There’s more than one way to skin a cat: the government is just the easiest, thoughtless way to do skin it, though.

Getting rid of markup prices:

NEW YORK (AP) — J.C. Penney is permanently marking down all of its merchandise by at least 40 percent so shoppers no longer have to wait for sales to get bargains.

Penney said Wednesday that it is getting rid of the hundreds of sales it offers each year in favor of a simpler approach to pricing. Starting on Feb. 1, the retailer is rolling out an “Every Day” pricing strategy with much fewer sales throughout the year.

The plan, the first major move by Apple executive Ron Johnson since he became Penney’s CEO in November, is different from Wal-Mart’s iconic everyday low pricing. Unlike Wal-Mart, Penney’s goal isn’t to undercut competitors, but rather to offer customers more predictable pricing.
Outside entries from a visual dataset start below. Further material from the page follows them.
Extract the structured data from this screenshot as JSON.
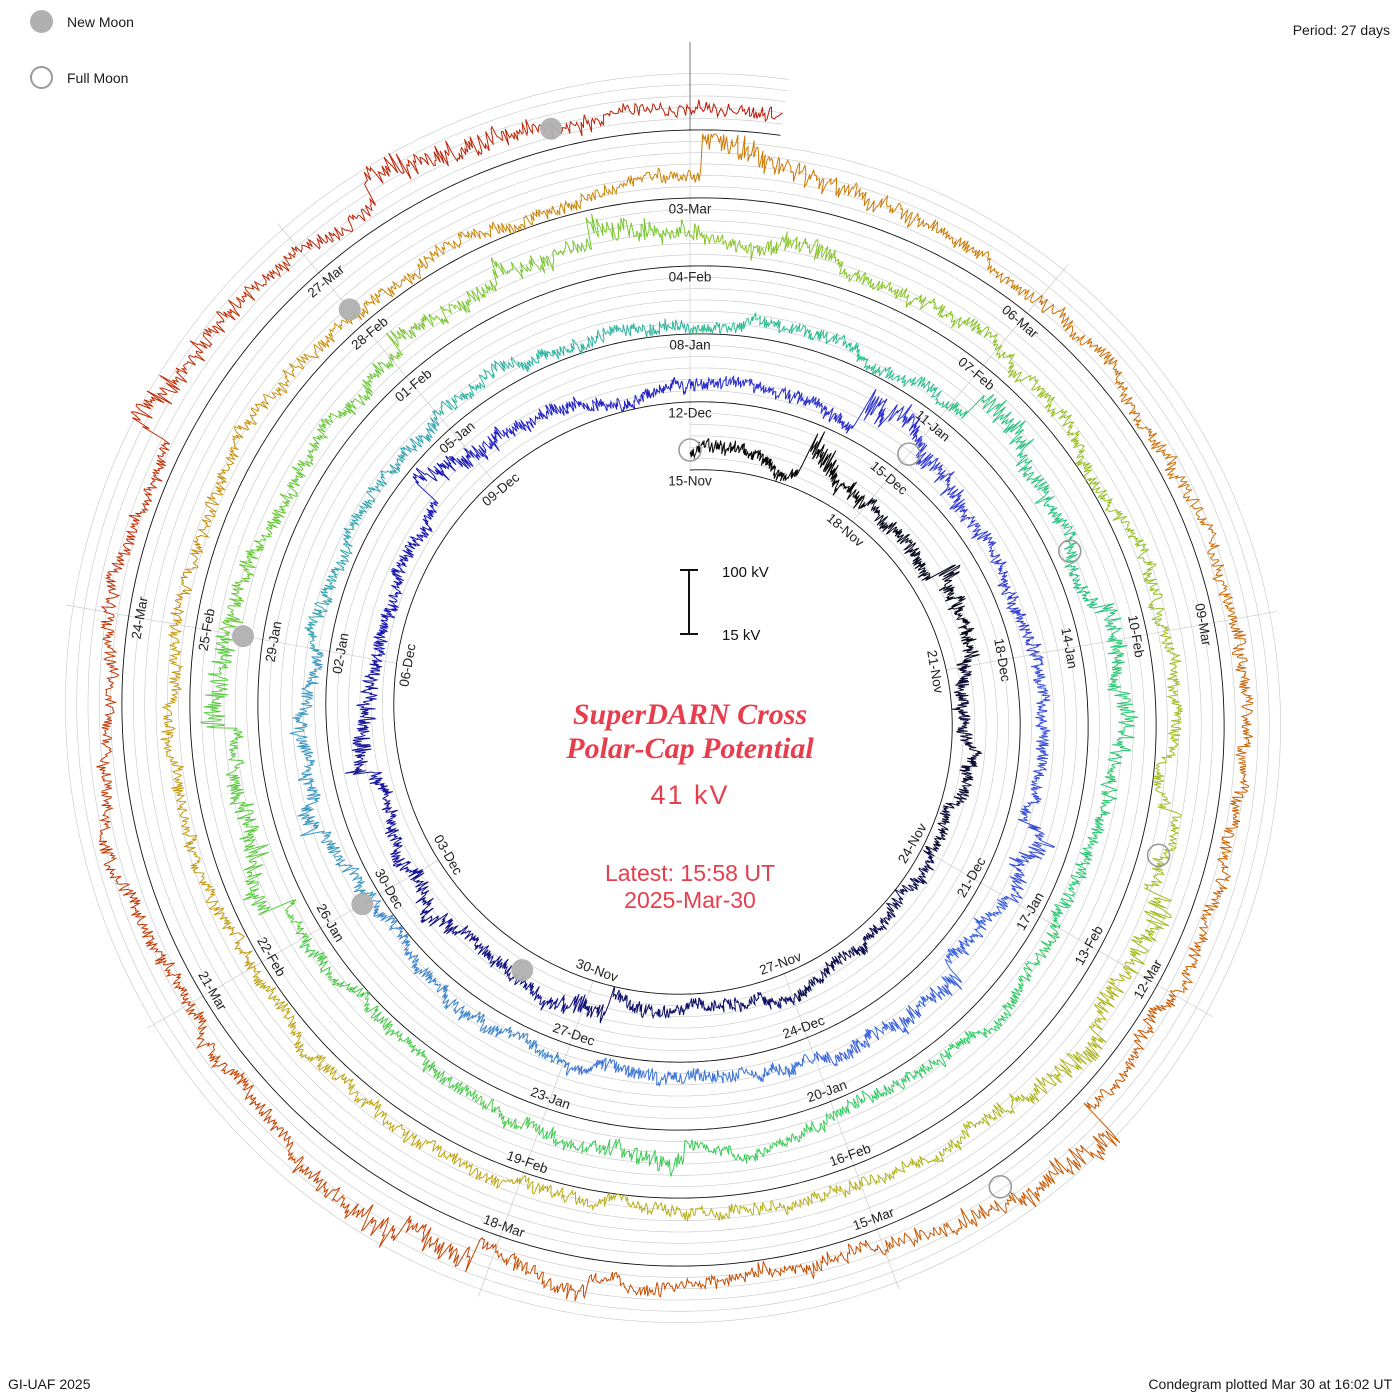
{
  "legend": {
    "new_moon": "New Moon",
    "full_moon": "Full Moon"
  },
  "header": {
    "period": "Period: 27 days"
  },
  "footer": {
    "credit": "GI-UAF 2025",
    "plotted": "Condegram plotted Mar 30 at 16:02 UT"
  },
  "center": {
    "title_line1": "SuperDARN Cross",
    "title_line2": "Polar-Cap Potential",
    "value": "41 kV",
    "latest_line1": "Latest: 15:58 UT",
    "latest_line2": "2025-Mar-30",
    "scale_top": "100 kV",
    "scale_bottom": "15 kV"
  },
  "chart_data": {
    "type": "line",
    "title": "SuperDARN Cross Polar-Cap Potential condegram",
    "units": "kV",
    "value_range": [
      15,
      100
    ],
    "period_days": 27,
    "start_date": "2024-11-15",
    "end_day": 135.665,
    "latest_value_kv": 41,
    "latest_time": "15:58 UT 2025-Mar-30",
    "gridline_kv": [
      30,
      45,
      60,
      75,
      90
    ],
    "label_step_days": 3,
    "angle_mapping": "one revolution = 27 days, clockwise, day boundary at top",
    "date_labels": [
      "15-Nov",
      "18-Nov",
      "21-Nov",
      "24-Nov",
      "27-Nov",
      "30-Nov",
      "03-Dec",
      "06-Dec",
      "09-Dec",
      "12-Dec",
      "15-Dec",
      "18-Dec",
      "21-Dec",
      "24-Dec",
      "27-Dec",
      "30-Dec",
      "02-Jan",
      "05-Jan",
      "08-Jan",
      "11-Jan",
      "14-Jan",
      "17-Jan",
      "20-Jan",
      "23-Jan",
      "26-Jan",
      "29-Jan",
      "01-Feb",
      "04-Feb",
      "07-Feb",
      "10-Feb",
      "13-Feb",
      "16-Feb",
      "19-Feb",
      "22-Feb",
      "25-Feb",
      "28-Feb",
      "03-Mar",
      "06-Mar",
      "09-Mar",
      "12-Mar",
      "15-Mar",
      "18-Mar",
      "21-Mar",
      "24-Mar",
      "27-Mar"
    ],
    "segment_colors": [
      "#050505",
      "#08081c",
      "#0a0a33",
      "#0c0c4d",
      "#0e0e66",
      "#101080",
      "#14149a",
      "#1a1ab3",
      "#2222c4",
      "#2a2ecf",
      "#333dd6",
      "#384fd9",
      "#3c62da",
      "#3e74d6",
      "#3e86cd",
      "#3b97c0",
      "#37a6b1",
      "#33b3a1",
      "#2fbd92",
      "#2cc382",
      "#2cc873",
      "#31ca64",
      "#3bcb56",
      "#49cb4a",
      "#59ca40",
      "#69c938",
      "#7ac631",
      "#89c32b",
      "#97bf26",
      "#a4bb21",
      "#afb51c",
      "#b8ae17",
      "#bfa513",
      "#c49b0f",
      "#c8900c",
      "#ca8509",
      "#cb7a07",
      "#cb6f06",
      "#ca6405",
      "#c85904",
      "#c64e04",
      "#c44304",
      "#c23804",
      "#c02d05",
      "#be2206",
      "#bc1808"
    ],
    "new_moon_days": [
      16,
      45,
      75,
      105,
      134
    ],
    "full_moon_days": [
      0,
      30,
      59,
      89,
      119
    ],
    "moon_marker_color": "#b0b0b0",
    "grid_color": "#c6c6c6",
    "baseline_color": "#111111",
    "accent_red": "#e73e4e",
    "noise_seed": 20250330,
    "samples_per_day": 96
  }
}
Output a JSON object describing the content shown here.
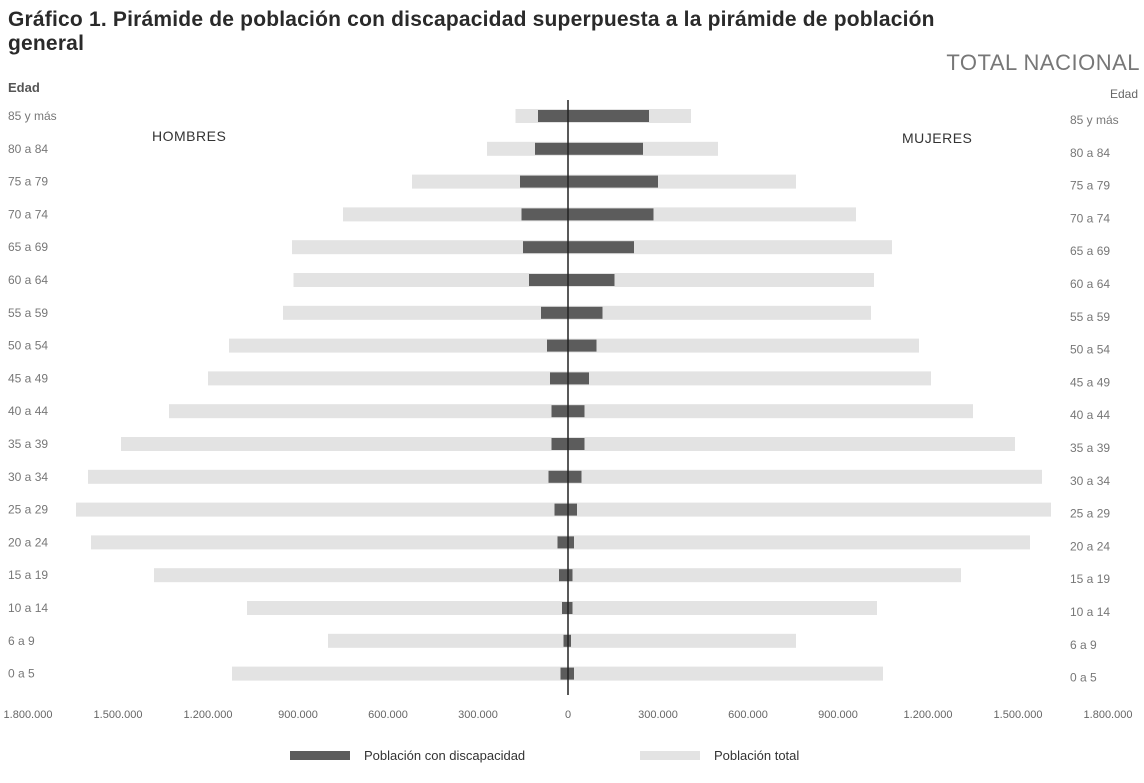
{
  "title": "Gráfico 1. Pirámide de población con discapacidad superpuesta a la pirámide de población general",
  "subtitle": "TOTAL NACIONAL",
  "y_axis_label": "Edad",
  "men_label": "HOMBRES",
  "women_label": "MUJERES",
  "legend": {
    "disability": "Población con discapacidad",
    "total": "Población total"
  },
  "colors": {
    "disability": "#5c5c5c",
    "total": "#e3e3e3",
    "axis": "#222222"
  },
  "chart_data": {
    "type": "bar",
    "orientation": "horizontal-pyramid",
    "categories": [
      "85 y más",
      "80 a 84",
      "75 a 79",
      "70 a 74",
      "65 a 69",
      "60 a 64",
      "55 a 59",
      "50 a 54",
      "45 a 49",
      "40 a 44",
      "35 a 39",
      "30 a 34",
      "25 a 29",
      "20 a 24",
      "15 a 19",
      "10 a 14",
      "6 a 9",
      "0 a 5"
    ],
    "x_tick_labels": [
      "1.800.000",
      "1.500.000",
      "1.200.000",
      "900.000",
      "600.000",
      "300.000",
      "0",
      "300.000",
      "600.000",
      "900.000",
      "1.200.000",
      "1.500.000",
      "1.800.000"
    ],
    "xlim": [
      -1800000,
      1800000
    ],
    "series": [
      {
        "name": "Población total",
        "sex": "Hombres",
        "values": [
          175000,
          270000,
          520000,
          750000,
          920000,
          915000,
          950000,
          1130000,
          1200000,
          1330000,
          1490000,
          1600000,
          1640000,
          1590000,
          1380000,
          1070000,
          800000,
          1120000
        ]
      },
      {
        "name": "Población total",
        "sex": "Mujeres",
        "values": [
          410000,
          500000,
          760000,
          960000,
          1080000,
          1020000,
          1010000,
          1170000,
          1210000,
          1350000,
          1490000,
          1580000,
          1610000,
          1540000,
          1310000,
          1030000,
          760000,
          1050000
        ]
      },
      {
        "name": "Población con discapacidad",
        "sex": "Hombres",
        "values": [
          100000,
          110000,
          160000,
          155000,
          150000,
          130000,
          90000,
          70000,
          60000,
          55000,
          55000,
          65000,
          45000,
          35000,
          30000,
          20000,
          15000,
          25000
        ]
      },
      {
        "name": "Población con discapacidad",
        "sex": "Mujeres",
        "values": [
          270000,
          250000,
          300000,
          285000,
          220000,
          155000,
          115000,
          95000,
          70000,
          55000,
          55000,
          45000,
          30000,
          20000,
          15000,
          15000,
          10000,
          20000
        ]
      }
    ]
  }
}
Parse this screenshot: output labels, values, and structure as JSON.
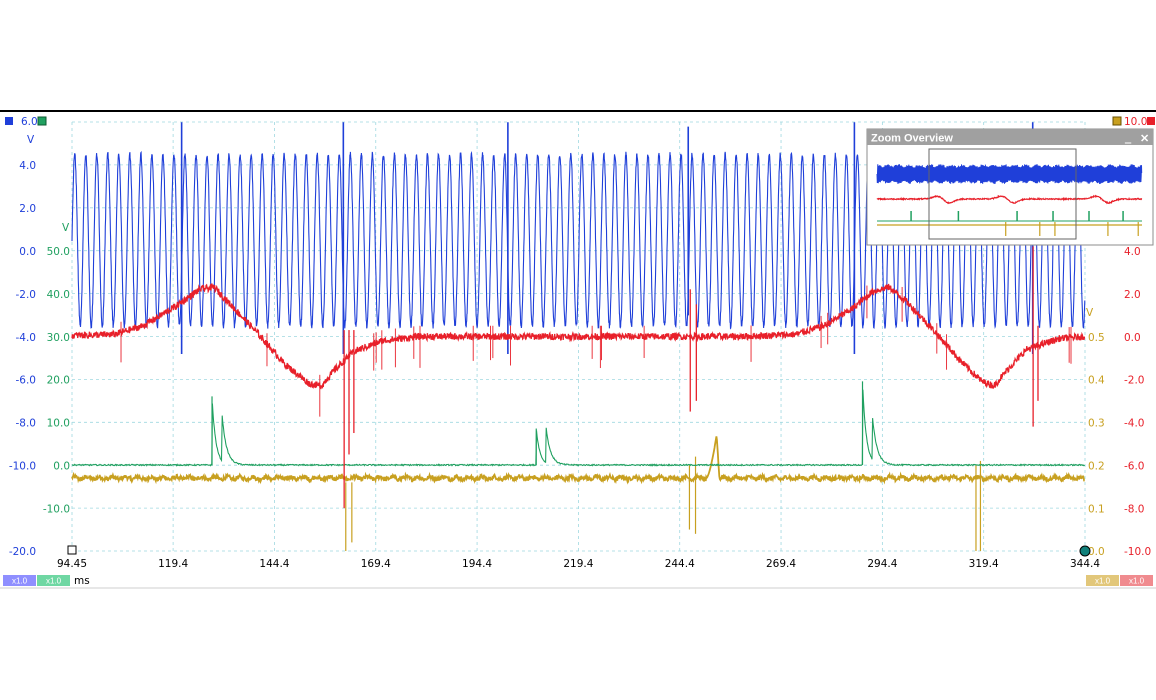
{
  "chart_data": {
    "type": "line",
    "title": "",
    "x_unit": "ms",
    "x_ticks": [
      "94.45",
      "119.4",
      "144.4",
      "169.4",
      "194.4",
      "219.4",
      "244.4",
      "269.4",
      "294.4",
      "319.4",
      "344.4"
    ],
    "xlim": [
      94.45,
      344.4
    ],
    "grid": true,
    "axes": [
      {
        "channel": "A",
        "side": "left",
        "color": "#1f3fd9",
        "top_value": "6.0",
        "unit": "V",
        "ticks": [
          "4.0",
          "2.0",
          "0.0",
          "-2.0",
          "-4.0",
          "-6.0",
          "-8.0",
          "-10.0",
          "-20.0"
        ]
      },
      {
        "channel": "B",
        "side": "left",
        "color": "#20a060",
        "unit": "V",
        "ticks": [
          "50.0",
          "40.0",
          "30.0",
          "20.0",
          "10.0",
          "0.0",
          "-10.0"
        ]
      },
      {
        "channel": "C",
        "side": "right",
        "color": "#c8a020",
        "unit": "V",
        "ticks": [
          "0.5",
          "0.4",
          "0.3",
          "0.2",
          "0.1",
          "0.0"
        ]
      },
      {
        "channel": "D",
        "side": "right",
        "color": "#e8202a",
        "top_value": "10.0",
        "ticks": [
          "4.0",
          "2.0",
          "0.0",
          "-2.0",
          "-4.0",
          "-6.0",
          "-8.0",
          "-10.0"
        ]
      }
    ],
    "series": [
      {
        "channel": "A",
        "color": "#1f3fd9",
        "kind": "oscillation",
        "range_V": [
          -3.5,
          4.5
        ],
        "period_ms": 2.72,
        "spikes": [
          {
            "x": 121.5,
            "dir": "both"
          },
          {
            "x": 161.4,
            "dir": "both"
          },
          {
            "x": 202.0,
            "dir": "both"
          },
          {
            "x": 246.5,
            "dir": "up"
          },
          {
            "x": 287.5,
            "dir": "both"
          },
          {
            "x": 331.5,
            "dir": "both"
          }
        ]
      },
      {
        "channel": "D",
        "color": "#e8202a",
        "kind": "slow_wave",
        "baseline_V": 0,
        "points": [
          [
            94.45,
            0.05
          ],
          [
            105,
            0.1
          ],
          [
            112,
            0.5
          ],
          [
            120,
            1.4
          ],
          [
            126,
            2.2
          ],
          [
            129.5,
            2.3
          ],
          [
            132,
            1.8
          ],
          [
            140,
            0.2
          ],
          [
            147,
            -1.3
          ],
          [
            153,
            -2.2
          ],
          [
            156,
            -2.3
          ],
          [
            159,
            -1.6
          ],
          [
            164,
            -0.7
          ],
          [
            171,
            -0.2
          ],
          [
            180,
            0.0
          ],
          [
            200,
            0.0
          ],
          [
            230,
            0.0
          ],
          [
            260,
            0.0
          ],
          [
            273,
            0.1
          ],
          [
            280,
            0.5
          ],
          [
            287,
            1.3
          ],
          [
            292,
            2.1
          ],
          [
            296,
            2.3
          ],
          [
            300,
            1.7
          ],
          [
            307,
            0.3
          ],
          [
            314,
            -1.2
          ],
          [
            319,
            -2.1
          ],
          [
            322,
            -2.3
          ],
          [
            325,
            -1.6
          ],
          [
            330,
            -0.6
          ],
          [
            338,
            -0.1
          ],
          [
            344.4,
            0.0
          ]
        ],
        "spikes": [
          {
            "x": 161.6,
            "lo": -8.0,
            "hi": 0.3
          },
          {
            "x": 162.8,
            "lo": -5.5,
            "hi": 0.3
          },
          {
            "x": 164.0,
            "lo": -4.5,
            "hi": 0.3
          },
          {
            "x": 247.0,
            "lo": -3.5,
            "hi": 2.2
          },
          {
            "x": 248.5,
            "lo": -3.0,
            "hi": 1.5
          },
          {
            "x": 331.6,
            "lo": -4.2,
            "hi": 4.2
          },
          {
            "x": 332.8,
            "lo": -3.0,
            "hi": 0.5
          }
        ]
      },
      {
        "channel": "B",
        "color": "#20a060",
        "kind": "pulses",
        "baseline_V": 0,
        "bursts": [
          {
            "x": 129.0,
            "peaks": [
              16.0,
              12.5
            ]
          },
          {
            "x": 209.0,
            "peaks": [
              8.5,
              9.0
            ]
          },
          {
            "x": 289.5,
            "peaks": [
              19.5,
              12.0
            ]
          }
        ]
      },
      {
        "channel": "C",
        "color": "#c8a020",
        "kind": "baseline_spikes",
        "baseline_V": 0.17,
        "spikes": [
          {
            "x": 162.0,
            "lo": 0.0,
            "hi": 0.16
          },
          {
            "x": 163.5,
            "lo": 0.02,
            "hi": 0.16
          },
          {
            "x": 246.8,
            "lo": 0.05,
            "hi": 0.2
          },
          {
            "x": 248.3,
            "lo": 0.04,
            "hi": 0.22
          },
          {
            "x": 317.5,
            "lo": 0.0,
            "hi": 0.2
          },
          {
            "x": 318.6,
            "lo": 0.0,
            "hi": 0.21
          }
        ],
        "bump": {
          "x0": 251.0,
          "x1": 254.2,
          "peak": 0.27
        }
      }
    ],
    "scale_boxes_left": [
      "x1.0",
      "x1.0"
    ],
    "scale_boxes_right": [
      "x1.0",
      "x1.0"
    ],
    "zoom_overview": {
      "title": "Zoom Overview",
      "minimize": "‗",
      "close": "✕"
    }
  }
}
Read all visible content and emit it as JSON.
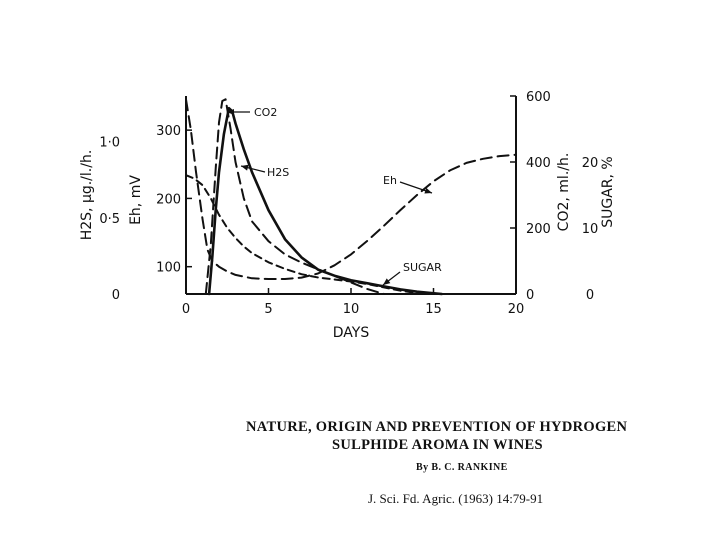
{
  "paper": {
    "title_line1": "NATURE, ORIGIN AND PREVENTION OF HYDROGEN",
    "title_line2": "SULPHIDE AROMA IN WINES",
    "author": "By B. C. RANKINE",
    "citation": "J. Sci. Fd. Agric. (1963) 14:79-91"
  },
  "chart_data": {
    "type": "line",
    "xlabel": "DAYS",
    "x_ticks": [
      "0",
      "5",
      "10",
      "15",
      "20"
    ],
    "xlim": [
      0,
      20
    ],
    "axes": {
      "h2s": {
        "label": "H2S, μg./l./h.",
        "ticks": [
          "0",
          "0·5",
          "1·0"
        ],
        "ylim": [
          0,
          1.3
        ]
      },
      "eh": {
        "label": "Eh, mV",
        "ticks": [
          "100",
          "200",
          "300"
        ],
        "ylim": [
          60,
          350
        ]
      },
      "co2": {
        "label": "CO2, ml./h.",
        "ticks": [
          "0",
          "200",
          "400",
          "600"
        ],
        "ylim": [
          0,
          600
        ]
      },
      "sugar": {
        "label": "SUGAR, %",
        "ticks": [
          "0",
          "10",
          "20"
        ],
        "ylim": [
          0,
          30
        ]
      }
    },
    "series": [
      {
        "name": "CO2",
        "axis": "co2",
        "style": "long-dash",
        "x": [
          1.2,
          1.5,
          1.8,
          2.0,
          2.2,
          2.4,
          2.7,
          3.0,
          3.5,
          4.0,
          5.0,
          6.0,
          7.0,
          8.0,
          9.0,
          10.0,
          11.0,
          12.0
        ],
        "y": [
          0,
          150,
          380,
          520,
          585,
          590,
          500,
          400,
          290,
          220,
          160,
          120,
          95,
          75,
          55,
          35,
          15,
          0
        ]
      },
      {
        "name": "H2S",
        "axis": "h2s",
        "style": "solid",
        "x": [
          1.4,
          1.6,
          1.8,
          2.0,
          2.3,
          2.6,
          2.8,
          3.0,
          3.5,
          4.0,
          5.0,
          6.0,
          7.0,
          8.0,
          9.0,
          10.0,
          11.0,
          12.0,
          13.0,
          14.0,
          15.5
        ],
        "y": [
          0,
          0.25,
          0.55,
          0.8,
          1.05,
          1.22,
          1.2,
          1.12,
          0.95,
          0.8,
          0.55,
          0.36,
          0.24,
          0.16,
          0.12,
          0.09,
          0.07,
          0.05,
          0.03,
          0.015,
          0
        ]
      },
      {
        "name": "Eh",
        "axis": "eh",
        "style": "long-dash",
        "x": [
          0,
          0.3,
          0.6,
          1.0,
          1.3,
          1.6,
          2.0,
          2.5,
          3.0,
          4.0,
          5.0,
          6.0,
          7.0,
          8.0,
          9.0,
          10.0,
          11.0,
          12.0,
          13.0,
          14.0,
          15.0,
          16.0,
          17.0,
          18.0,
          19.0,
          20.0
        ],
        "y": [
          345,
          300,
          240,
          170,
          125,
          108,
          100,
          93,
          88,
          83,
          82,
          82,
          84,
          90,
          102,
          118,
          138,
          160,
          183,
          205,
          225,
          241,
          252,
          258,
          262,
          264
        ]
      },
      {
        "name": "SUGAR",
        "axis": "sugar",
        "style": "short-dash",
        "x": [
          0,
          0.5,
          1.0,
          1.5,
          2.0,
          2.5,
          3.0,
          3.5,
          4.0,
          5.0,
          6.0,
          7.0,
          8.0,
          9.0,
          10.0,
          11.0,
          12.0,
          13.0,
          14.0,
          14.8
        ],
        "y": [
          18,
          17.5,
          16.5,
          14.5,
          12,
          10,
          8.5,
          7.2,
          6.2,
          4.8,
          3.8,
          3.0,
          2.5,
          2.2,
          1.9,
          1.5,
          1.0,
          0.5,
          0.15,
          0
        ]
      }
    ],
    "annotations": [
      {
        "text": "CO2",
        "series": "CO2"
      },
      {
        "text": "H2S",
        "series": "H2S"
      },
      {
        "text": "Eh",
        "series": "Eh"
      },
      {
        "text": "SUGAR",
        "series": "SUGAR"
      }
    ]
  }
}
“Pricing is actually a pretty simple and straightforward thing,” Johnson told the Associated Press during an interview ahead of the announcement at the company’s Plano, Tex. headquarters. “Customers will not pay literally a penny more than the true value of the product.”

Penney’s plan comes as stores are struggling to wean Americans off of the profit-busting bargains that they have come to expect in the weak economy. The move is risky, though, because shoppers who love to bargain-hunt may be turned off by the absence of sales.

Recessions often cause businesses to clean house and become more competitive for the consumer dollar.  Doubling the price of clothing is nonsense and I usually wait until a good sale happens–but now I can count on “sales” being the everyday price.  Losing money is not sustainable over the long-haul, and other businesses will have to stop putting on sales that lose money or declare bankruptcy.

While they are cutting their margins, they are not completely.  All prices will be marked up slightly.  If a price is cut by 40%, you can bet it was marked up 100% from the manufacturing price.  That still means 20% markup.  For example, a suit that cost J. C. Penney $50 is marked up to $100, but now gets cut back to $60 still means they make $10 on the suit.  Given that they target the middle class, it makes sense to just cut down the markups simply because most people in the middle class don’t pay over-the-top prices on clothes (during a recession) when they know they will be on sale at least once a year.

This makes me wonder if J. C. Penney thinks the recession is far from over.  After all, businesses don’t remake strategies for brief, minor recessions (unless they were so bad they would fail during the economic hiccup).  This sort of plan makes me think that their economists and analysts view the recession as permanently altering spending habits–no more of impulsive buys on huge markups.  It also seems like a good strategy to eliminate millions spent on weekly ads and changing sale prices every month.  It creates certainty and rapport with customers, just like Walmart has created a reputation for cheapest prices.  It also gives them a jumpstart on the competition; despite what people say, business is about beating the competition, and lowering prices without lowering quality without losing money is a great way to win.

And the clearance rack will still be around.